A obra ficou parada muitos anos, mesmo já depois do fim da guerra, até que, já em 1958, um Patriarca da Igreja Ortodoxa teve a ideia de retomar a construção. Nessa altura, o governo Jugoslavo dificultou bastante o processo uma vez que os estados ditos socialistas ou comunistas não têm religião oficial. Mas, por fim, na década de 1980, ainda na época da Jugoslávia, foi dada a autorização para os trabalhos recomeçassem… e foi nessa altura que visitei a cidade, quando a igreja não era mais que um estaleiro, e eu um jovem engenheiro fascinado por obras emblemáticas… meu Deus, onde é que eu tinha a cabeça!

Já mais recentemente, em 1999 a Sérvia foi bombardeada pela NATO, o que fez interromper o projeto, mais uma vez, que nessa data ainda não tinha acabado. Os trabalhos só foram retomados em 2001.

Em 2003 a obra foi terminada no exterior, mas, por dentro, está ainda longe de ficar concluída. As catacumbas estão terminadas e foram inauguradas, enquanto a decoração interior da cúpula só foi revelada 2018.

De qualquer forma, este templo desempenha agora o papel de um lugar santo para a igreja ortodoxo, venerado por todos os fiéis desta igreja, não só na Sérvia… é que o local de implantação do templo é onde se pensa terem sido cremados os restos mortais de São Sava, o fundador da Igreja Ortodoxa Sérvia e importante figura da época medieval nos Balcãs.
Nos jardins em torno da igreja, ergue-se o Monumento a Karađorđe, uma escultura de bronze construída em 1979, em memória do grande líder da Primeira Revolta Sérvia, Đorđe Petrović Karađorđe.
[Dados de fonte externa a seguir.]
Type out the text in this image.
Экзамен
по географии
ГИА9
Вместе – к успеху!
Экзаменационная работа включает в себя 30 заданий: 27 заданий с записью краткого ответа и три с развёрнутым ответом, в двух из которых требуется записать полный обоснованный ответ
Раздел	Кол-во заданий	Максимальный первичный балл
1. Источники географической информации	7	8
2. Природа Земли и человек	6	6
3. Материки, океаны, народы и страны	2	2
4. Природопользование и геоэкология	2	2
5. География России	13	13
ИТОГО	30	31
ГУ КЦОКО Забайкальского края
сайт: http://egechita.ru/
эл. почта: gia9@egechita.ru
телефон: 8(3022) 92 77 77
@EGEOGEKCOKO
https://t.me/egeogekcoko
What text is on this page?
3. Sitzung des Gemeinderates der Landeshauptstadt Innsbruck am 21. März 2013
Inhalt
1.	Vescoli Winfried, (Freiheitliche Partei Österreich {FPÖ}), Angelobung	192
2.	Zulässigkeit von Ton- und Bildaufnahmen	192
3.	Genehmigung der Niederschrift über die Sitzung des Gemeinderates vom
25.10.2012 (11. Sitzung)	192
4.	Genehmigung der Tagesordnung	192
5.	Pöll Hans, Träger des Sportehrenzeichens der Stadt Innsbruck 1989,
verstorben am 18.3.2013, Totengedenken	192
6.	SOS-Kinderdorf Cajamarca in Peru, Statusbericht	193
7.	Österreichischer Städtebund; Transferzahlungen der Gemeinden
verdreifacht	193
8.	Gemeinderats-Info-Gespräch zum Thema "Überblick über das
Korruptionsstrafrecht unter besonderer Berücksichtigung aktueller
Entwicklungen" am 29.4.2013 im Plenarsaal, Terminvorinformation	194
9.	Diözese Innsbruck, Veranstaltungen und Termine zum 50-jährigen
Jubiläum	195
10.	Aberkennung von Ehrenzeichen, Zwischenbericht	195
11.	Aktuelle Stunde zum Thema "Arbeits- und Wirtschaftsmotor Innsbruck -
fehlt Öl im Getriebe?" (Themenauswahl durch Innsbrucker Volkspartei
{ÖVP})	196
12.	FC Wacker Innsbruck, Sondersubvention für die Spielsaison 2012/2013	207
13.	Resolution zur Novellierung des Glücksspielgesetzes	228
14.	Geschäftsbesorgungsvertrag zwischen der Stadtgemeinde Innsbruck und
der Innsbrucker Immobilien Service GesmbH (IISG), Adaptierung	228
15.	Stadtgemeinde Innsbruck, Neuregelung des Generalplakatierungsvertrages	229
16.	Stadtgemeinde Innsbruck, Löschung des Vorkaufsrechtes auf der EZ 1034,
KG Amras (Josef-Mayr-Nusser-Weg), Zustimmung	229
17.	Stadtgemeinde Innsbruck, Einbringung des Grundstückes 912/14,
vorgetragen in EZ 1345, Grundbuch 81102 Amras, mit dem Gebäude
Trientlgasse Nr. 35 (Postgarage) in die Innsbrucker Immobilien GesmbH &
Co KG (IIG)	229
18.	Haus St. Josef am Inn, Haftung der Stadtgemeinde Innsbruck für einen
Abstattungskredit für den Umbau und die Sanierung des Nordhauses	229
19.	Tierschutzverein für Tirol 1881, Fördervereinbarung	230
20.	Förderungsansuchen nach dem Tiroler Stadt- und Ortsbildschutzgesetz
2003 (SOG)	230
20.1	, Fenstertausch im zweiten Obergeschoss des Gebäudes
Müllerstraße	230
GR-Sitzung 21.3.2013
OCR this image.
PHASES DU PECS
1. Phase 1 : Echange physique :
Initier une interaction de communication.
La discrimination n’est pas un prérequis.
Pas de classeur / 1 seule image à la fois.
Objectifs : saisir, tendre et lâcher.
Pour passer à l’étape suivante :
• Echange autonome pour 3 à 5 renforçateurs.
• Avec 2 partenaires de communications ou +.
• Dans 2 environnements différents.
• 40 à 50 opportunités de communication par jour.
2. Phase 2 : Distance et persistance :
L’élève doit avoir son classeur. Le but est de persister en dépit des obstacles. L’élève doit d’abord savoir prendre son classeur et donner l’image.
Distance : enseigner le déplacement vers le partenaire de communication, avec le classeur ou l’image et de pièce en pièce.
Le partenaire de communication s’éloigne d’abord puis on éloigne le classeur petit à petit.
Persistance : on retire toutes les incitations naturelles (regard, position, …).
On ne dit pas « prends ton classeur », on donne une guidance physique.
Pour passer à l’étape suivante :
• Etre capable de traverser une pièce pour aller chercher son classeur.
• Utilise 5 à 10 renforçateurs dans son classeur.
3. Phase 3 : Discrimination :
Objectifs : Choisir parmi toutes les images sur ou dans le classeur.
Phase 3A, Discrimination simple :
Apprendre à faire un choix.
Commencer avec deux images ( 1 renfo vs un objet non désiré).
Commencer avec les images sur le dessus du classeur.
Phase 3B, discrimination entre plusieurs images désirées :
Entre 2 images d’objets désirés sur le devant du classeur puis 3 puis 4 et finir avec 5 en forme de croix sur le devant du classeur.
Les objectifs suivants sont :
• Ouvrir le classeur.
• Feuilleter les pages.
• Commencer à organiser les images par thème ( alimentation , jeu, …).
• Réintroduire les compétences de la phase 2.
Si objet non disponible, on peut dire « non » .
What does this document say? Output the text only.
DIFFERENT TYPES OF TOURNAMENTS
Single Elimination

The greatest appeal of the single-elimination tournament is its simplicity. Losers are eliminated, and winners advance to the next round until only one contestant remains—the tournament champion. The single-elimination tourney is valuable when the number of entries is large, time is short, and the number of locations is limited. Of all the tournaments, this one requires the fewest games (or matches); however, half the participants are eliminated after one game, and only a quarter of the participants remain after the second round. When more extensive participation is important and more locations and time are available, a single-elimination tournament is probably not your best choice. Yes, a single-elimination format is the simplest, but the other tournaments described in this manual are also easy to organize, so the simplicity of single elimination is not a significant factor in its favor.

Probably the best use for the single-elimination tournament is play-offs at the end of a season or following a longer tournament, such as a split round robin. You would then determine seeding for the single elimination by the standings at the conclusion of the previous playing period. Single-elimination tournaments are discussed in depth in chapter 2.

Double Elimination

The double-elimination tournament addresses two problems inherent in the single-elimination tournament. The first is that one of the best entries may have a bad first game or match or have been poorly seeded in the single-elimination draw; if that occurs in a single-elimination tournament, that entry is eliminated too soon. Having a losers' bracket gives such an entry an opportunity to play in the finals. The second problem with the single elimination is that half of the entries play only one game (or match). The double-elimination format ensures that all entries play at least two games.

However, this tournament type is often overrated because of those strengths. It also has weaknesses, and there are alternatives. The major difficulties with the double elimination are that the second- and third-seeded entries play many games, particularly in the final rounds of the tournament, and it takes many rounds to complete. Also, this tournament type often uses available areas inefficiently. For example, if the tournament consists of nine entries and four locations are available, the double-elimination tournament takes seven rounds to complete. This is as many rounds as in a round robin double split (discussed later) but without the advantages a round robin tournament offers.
Termino assim uma crónica que foi inspirada na visita que fiz à cidade na década de 80 do século passado, quando Belgrado era a capital da Jugoslávia, complementando agora os textos e algumas fotos, com dados atuais, de 2023, quando a Jugoslávia já nem existe, e a cidade passou a ser capital de um outro país. Pelo caminho ficou a década de 1990, com sucessivas guerras, primeiro com a Sérvia como principal agressor, atacando os países da federação que procuravam obter a sua independência, mas terminando a ser atacada pela NATO, num esforço para que a Sérvia cumprisse os acordos de paz assinados… só assim se conseguiu alguma paz nesta região dos Balcãs.

Queria ainda deixar bem evidente a minha opinião em relação a este destino, registando que existem muitas outras atrações nos países Balcânicos, bem mais interessantes do que aquilo que podemos encontrar aqui em Belgrado, apesar desta cidade ter sido a mais poderosa da região ao longo de muitos anos, não é um lugar que eu recomende.